The Metrics of Mediocrity: Why Mandated AI Usage is a Corporate Suicide Note

By turning AI into a performance metric, we aren't creating a smarter workforce—we're subsidizing a culture of "AI Theater."

[JPMorgan's move to track employee AI usage is more than a policy shift; it is the first major step toward a corporate future where the appearance of intelligence matters more than its actual application. We are witnessing the birth of the digital cargo cult.]

The Prevailing Narrative

The corporate world is in the midst of an AI-driven anxiety attack. The consensus among the C-suite is that "AI literacy" is the only thing standing between a company and irrelevance. The logic follows a familiar, industrial-era pattern: if a tool is valuable, then more of it is better. If the top-performing developers use AI, then forcing everyone to use AI will turn every developer into a top performer.

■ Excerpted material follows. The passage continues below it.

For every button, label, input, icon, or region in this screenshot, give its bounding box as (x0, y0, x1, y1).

This has led to the rise of the "AI mandate." Large institutions are now integrating AI usage into quarterly reviews, tracking tokens per engineer, and measuring the "percentage of code generated by machine." The narrative is that these metrics provide transparency and accountability for the massive investments being made in licenses and infrastructure. It's framed as a proactive strategy to "upskill" the workforce and ensure the company remains on the cutting edge of the generative revolution.

Why They Are Wrong (or Missing the Point)

The fundamental error is the confusion of input with output. In the realm of intelligence, quantity is a poor proxy for quality. By mandating AI usage, corporations are incentivizing what I call "AI Theater." When an engineer knows they are being tracked on how much they use an AI assistant, they will use it for everything—even when it's the wrong tool for the job.

They will generate boilerplate they could have written faster manually. They will ask the AI to explain concepts they already understand. They will churn out high volumes of mediocre, AI-assisted code to hit their "literacy" quotas, while the actual, deep-thinking work that drives real innovation is sidelined. We are rewarding people for being "good at using AI" rather than being "good at solving problems."

Moreover, this mandate fundamentally misunderstood the nature of expertise. Expertise isn't something you "add" to a workflow like a seasoning; it's the result of a feedback loop between a human mind and a challenge. When you force that feedback loop to go through an AI, you are introducing a filter that smooths over the very difficulties that create true understanding. If you don't use it, you lose it—and we are currently forcing our best minds to let their primary cognitive muscles atrophy in the name of corporate efficiency metrics.

The Real World Implications

The long-term result of this policy is "Systemic Fragility." We are building a generation of corporate workers who are dependent on a digital crutch. If the AI is down, or if it makes a subtle, high-level reasoning error, the workforce won't just be slower—they will be paralyzed. They will have lost the ability to navigate the complexity of their own systems without a machine guide.

We also face the "Dilution of Value." As every company mandates AI usage, everyone's output begins to look the same. The unique, idiosyncratic brilliance that differentiates a great company from a mediocre one is precisely the thing that AI "alignment" and corporate mandates strip away. When everyone is using the same models to solve the same problems under the same productivity metrics, the result is a massive, industry-wide race to the middle.

Humans should adapt by resisting the metric-ification of their minds. True value in the age of AI isn't found in how many tokens you consume, but in the rare moments where you choose not to use the machine because you have a better idea. The winners will be the companies that treat AI as an optional, high-powered tool for experts, rather than a mandatory leash for the masses.

Final Verdict

If you measure your employees by how much they use AI, don't be surprised when your company's collective intelligence starts to look exactly like the average of the internet: confident, fast, and fundamentally hollow.